Keeping track of Experience
The other thing that is popular is the game journal. We play so infrequently that the chances of remembering every step or clue in the game from one session to the next is almost nil. By taking my post-its off the page when they are finished with, the combat done or the NPC encountered. I can move them to where I keep my journal notes. I also use that for experience; so the details of the fight or however the vipers in this case were circumvented goes with the note into the journal.
As I am converting from one system to another there are a lot of changes to make to a bought module such as this but no more than if I was writing an adventure myself.

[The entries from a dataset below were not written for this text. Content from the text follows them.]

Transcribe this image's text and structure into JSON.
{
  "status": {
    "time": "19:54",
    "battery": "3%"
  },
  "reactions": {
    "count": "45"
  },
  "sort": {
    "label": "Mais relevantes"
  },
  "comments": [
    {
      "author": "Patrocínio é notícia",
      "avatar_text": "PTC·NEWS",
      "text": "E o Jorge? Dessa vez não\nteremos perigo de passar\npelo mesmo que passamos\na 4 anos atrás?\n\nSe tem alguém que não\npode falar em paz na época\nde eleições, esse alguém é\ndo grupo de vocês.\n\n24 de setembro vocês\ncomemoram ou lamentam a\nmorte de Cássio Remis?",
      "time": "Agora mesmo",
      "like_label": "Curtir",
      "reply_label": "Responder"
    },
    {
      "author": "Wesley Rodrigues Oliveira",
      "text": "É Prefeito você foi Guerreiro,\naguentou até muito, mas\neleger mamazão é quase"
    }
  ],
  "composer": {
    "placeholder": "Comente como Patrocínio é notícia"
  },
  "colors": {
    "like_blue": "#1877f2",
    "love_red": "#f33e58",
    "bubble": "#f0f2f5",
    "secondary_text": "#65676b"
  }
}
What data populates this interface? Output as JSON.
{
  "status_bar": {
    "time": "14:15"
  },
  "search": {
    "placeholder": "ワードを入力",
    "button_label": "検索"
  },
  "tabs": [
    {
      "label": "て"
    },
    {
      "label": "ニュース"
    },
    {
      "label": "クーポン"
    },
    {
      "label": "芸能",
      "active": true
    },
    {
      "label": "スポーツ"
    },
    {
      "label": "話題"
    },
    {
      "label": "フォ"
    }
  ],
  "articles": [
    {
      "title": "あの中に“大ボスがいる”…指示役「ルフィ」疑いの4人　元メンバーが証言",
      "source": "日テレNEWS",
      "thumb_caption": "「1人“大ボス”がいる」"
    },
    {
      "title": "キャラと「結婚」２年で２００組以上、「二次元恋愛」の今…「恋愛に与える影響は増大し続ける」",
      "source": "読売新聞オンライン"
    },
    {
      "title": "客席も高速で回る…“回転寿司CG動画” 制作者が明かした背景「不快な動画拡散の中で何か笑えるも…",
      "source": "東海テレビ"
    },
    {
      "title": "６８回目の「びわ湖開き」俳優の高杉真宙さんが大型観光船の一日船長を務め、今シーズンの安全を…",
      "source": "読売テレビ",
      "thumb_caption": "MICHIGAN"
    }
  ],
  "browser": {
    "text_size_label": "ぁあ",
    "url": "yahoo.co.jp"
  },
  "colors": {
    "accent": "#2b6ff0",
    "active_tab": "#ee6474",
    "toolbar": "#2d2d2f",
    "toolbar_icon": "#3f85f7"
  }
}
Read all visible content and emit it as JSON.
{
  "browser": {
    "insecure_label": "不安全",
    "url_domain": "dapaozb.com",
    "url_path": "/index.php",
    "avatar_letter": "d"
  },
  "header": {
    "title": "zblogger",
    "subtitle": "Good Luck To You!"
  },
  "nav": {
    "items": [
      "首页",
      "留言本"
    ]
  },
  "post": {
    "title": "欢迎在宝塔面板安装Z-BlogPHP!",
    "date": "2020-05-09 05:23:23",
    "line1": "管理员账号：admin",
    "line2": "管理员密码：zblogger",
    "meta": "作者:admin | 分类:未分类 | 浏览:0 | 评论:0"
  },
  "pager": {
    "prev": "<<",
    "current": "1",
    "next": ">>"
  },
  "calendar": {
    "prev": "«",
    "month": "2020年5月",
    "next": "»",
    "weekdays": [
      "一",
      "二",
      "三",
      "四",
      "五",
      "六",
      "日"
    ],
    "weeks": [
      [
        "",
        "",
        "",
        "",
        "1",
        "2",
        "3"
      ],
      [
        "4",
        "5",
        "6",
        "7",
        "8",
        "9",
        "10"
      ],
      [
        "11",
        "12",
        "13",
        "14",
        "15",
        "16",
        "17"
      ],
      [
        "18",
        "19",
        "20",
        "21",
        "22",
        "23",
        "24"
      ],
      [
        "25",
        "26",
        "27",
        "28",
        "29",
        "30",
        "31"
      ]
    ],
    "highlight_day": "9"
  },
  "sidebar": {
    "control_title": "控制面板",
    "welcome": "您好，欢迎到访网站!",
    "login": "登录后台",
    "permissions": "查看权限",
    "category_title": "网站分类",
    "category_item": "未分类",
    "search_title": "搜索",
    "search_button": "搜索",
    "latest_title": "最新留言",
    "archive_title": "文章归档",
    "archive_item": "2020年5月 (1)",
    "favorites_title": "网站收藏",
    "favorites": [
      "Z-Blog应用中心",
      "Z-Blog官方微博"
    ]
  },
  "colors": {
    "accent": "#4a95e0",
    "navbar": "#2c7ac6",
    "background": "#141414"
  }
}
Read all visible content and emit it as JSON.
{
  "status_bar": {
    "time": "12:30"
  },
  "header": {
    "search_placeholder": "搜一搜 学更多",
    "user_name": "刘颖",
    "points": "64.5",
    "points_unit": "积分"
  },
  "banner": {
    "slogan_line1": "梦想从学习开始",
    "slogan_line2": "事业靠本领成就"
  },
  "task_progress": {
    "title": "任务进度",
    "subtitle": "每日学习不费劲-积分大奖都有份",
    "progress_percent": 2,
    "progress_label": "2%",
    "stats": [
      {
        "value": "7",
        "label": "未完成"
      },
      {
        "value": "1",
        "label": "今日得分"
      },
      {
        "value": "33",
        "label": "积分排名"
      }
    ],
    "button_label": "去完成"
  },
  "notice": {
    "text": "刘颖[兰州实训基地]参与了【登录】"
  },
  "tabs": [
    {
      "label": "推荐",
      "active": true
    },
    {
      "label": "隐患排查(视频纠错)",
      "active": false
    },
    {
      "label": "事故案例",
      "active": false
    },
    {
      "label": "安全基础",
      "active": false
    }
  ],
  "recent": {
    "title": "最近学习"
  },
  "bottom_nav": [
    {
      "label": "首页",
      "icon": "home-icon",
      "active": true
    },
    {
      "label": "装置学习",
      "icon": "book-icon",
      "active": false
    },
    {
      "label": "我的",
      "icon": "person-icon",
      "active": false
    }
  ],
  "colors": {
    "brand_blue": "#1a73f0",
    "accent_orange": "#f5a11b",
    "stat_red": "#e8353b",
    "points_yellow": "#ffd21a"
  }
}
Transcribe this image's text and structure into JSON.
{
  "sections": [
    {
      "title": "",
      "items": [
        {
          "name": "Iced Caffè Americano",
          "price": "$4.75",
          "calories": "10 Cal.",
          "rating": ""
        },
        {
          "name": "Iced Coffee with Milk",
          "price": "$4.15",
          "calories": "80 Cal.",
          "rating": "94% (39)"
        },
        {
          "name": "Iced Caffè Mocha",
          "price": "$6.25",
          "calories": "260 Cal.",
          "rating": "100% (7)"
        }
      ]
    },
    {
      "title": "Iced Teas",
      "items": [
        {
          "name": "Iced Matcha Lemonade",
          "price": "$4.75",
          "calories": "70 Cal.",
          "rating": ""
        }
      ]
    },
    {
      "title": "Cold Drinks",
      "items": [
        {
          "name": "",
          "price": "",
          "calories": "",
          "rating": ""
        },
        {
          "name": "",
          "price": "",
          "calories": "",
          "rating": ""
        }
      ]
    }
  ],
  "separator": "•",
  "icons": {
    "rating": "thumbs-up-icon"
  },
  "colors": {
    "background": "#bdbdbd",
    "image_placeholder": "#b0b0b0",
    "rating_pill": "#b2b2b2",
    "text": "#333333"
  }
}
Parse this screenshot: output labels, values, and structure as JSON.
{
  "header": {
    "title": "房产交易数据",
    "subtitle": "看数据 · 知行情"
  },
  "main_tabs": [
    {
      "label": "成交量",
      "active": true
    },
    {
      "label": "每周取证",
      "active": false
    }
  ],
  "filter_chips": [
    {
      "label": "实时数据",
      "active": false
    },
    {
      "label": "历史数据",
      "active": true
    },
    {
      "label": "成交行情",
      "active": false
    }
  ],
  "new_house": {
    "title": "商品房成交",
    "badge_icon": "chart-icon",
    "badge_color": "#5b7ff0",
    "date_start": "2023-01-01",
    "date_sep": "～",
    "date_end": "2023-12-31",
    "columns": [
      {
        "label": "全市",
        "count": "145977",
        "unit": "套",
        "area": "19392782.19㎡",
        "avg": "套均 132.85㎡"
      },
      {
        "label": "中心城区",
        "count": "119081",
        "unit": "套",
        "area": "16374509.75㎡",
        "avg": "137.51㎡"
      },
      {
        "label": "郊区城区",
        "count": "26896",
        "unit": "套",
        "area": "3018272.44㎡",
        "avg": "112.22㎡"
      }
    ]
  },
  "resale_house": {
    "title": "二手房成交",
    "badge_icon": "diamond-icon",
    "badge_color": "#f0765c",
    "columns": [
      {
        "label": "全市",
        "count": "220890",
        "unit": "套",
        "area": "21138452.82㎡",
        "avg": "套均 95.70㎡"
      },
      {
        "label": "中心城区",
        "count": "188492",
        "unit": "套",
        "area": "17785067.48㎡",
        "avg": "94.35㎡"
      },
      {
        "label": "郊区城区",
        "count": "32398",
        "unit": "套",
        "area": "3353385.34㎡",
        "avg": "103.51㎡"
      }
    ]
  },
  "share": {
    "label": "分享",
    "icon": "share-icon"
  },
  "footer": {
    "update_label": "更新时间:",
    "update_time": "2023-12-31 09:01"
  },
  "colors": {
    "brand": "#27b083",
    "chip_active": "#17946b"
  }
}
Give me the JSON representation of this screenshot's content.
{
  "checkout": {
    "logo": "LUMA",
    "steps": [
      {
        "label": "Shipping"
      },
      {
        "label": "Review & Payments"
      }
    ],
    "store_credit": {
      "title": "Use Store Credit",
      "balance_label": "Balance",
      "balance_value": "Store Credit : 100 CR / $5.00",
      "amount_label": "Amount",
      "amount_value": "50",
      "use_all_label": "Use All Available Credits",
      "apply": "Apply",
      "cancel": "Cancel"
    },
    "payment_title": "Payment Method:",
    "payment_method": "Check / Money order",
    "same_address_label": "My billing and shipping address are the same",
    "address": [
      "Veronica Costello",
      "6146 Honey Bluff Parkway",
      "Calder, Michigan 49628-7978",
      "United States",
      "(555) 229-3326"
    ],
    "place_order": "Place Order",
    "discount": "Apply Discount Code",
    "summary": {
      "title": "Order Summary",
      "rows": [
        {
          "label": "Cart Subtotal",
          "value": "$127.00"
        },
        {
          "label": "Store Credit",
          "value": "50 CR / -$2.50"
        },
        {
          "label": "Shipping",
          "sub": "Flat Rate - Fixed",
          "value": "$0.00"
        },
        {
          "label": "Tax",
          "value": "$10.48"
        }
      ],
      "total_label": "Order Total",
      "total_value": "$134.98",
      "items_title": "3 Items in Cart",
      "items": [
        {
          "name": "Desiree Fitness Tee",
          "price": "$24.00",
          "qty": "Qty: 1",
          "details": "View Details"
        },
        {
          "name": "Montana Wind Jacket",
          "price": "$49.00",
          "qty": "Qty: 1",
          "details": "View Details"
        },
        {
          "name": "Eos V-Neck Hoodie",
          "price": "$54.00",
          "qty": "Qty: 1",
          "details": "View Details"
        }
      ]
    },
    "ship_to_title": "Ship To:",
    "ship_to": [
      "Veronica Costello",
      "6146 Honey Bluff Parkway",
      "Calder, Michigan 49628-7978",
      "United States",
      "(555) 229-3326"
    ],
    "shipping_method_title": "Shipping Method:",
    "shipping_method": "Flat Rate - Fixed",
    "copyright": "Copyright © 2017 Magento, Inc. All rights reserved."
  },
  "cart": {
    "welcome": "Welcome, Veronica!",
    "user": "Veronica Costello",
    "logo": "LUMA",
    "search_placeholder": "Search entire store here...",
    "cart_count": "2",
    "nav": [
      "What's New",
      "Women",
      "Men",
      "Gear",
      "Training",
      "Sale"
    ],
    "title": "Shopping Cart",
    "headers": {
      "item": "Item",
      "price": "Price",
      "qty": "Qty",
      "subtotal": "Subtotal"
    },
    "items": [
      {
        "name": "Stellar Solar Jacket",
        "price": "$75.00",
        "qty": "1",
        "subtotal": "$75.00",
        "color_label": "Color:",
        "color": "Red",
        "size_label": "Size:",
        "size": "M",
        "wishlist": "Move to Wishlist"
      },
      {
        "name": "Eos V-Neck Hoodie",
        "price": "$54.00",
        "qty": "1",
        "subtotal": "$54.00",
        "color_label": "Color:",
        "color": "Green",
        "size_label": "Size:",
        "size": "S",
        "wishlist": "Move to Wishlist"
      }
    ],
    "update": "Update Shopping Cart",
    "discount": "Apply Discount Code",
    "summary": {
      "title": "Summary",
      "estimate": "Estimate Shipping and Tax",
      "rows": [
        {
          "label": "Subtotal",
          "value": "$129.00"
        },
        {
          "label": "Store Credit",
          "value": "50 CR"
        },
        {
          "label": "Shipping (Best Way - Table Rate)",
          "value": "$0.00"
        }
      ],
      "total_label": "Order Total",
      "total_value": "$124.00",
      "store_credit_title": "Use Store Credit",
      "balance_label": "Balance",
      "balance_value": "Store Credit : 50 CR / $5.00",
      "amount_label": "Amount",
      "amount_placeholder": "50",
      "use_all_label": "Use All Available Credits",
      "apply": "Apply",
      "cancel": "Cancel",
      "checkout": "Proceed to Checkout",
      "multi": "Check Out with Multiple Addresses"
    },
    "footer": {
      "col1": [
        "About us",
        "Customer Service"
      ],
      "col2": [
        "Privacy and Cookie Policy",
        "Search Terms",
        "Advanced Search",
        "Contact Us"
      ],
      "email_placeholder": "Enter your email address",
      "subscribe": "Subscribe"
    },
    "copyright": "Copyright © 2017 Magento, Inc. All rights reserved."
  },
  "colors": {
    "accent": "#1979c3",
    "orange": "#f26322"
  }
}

The point is that I cam looking up the rules that will be called into play now rather than at the gaming table.
What to convert?
The sort of things I have noting are:
- Converting D&D Potions into Rolemaster Herbs where possible.
- Converting Monsters over to Rolemaster creatures if they exist, if not I am doing a manual conversion.
- Creating NPCs as RM characters.
- Checking and inserting the rules for poisons, diseases and traps.
- Setting difficulty factors for traps, locks and manoeuvres.
- Converting money from D&D to the Rolemaster decimal system.
Funnily enough it is the conversion of the magical items into RM herbs or into RM spell effects that makes the biggest difference to the feel of the game. D&D just does not have the herb culture and being able to smoothly integrate the herbs into the setting where they did not exist before works well. Conversely Rolemaster does not have a potion culture like D&D so by toning the use of poisons down helps.
In the current adventure there is a ring of protection +1 to be had fairly easily. We all know these from our D&D backgrounds but again they are not a Rolemaster ‘thing’. In the game as it will be played it will be a Ring (Daily III item casting Blur). They are not exactly the same but the trade off is that the ring of protection is a constant effect item that would give +5DB but I am giving away a +10DB but can only be used three times a day for short periods.
It is little tweaks like this that make the module feel like it is native Rolemaster rather than converted D&D.
It is the potted rule lookups on the page where they are needed that save time at the table.
The monster stats on the page with any special rules to run them that helps speed up combat. As I have said before for NPCs I note down the general plan for the first three rounds of combat and if or not they would try to escape and how.
Keeping it Sinister
Finally I have one other type of post-it on these pages. I am using them to remind me to lay on the atmosphere. This is meant to be a haunted house. With all the ideas I have to use from the 100 Creepy things books (http://www.rolemasterblog.com/azukail-games-100-creepy-things-events-encounter-outdoors/ ) I want to lay on the spooky effects. This is not intended to be a dungeon crawl and these little reminders are there to reinforce that point.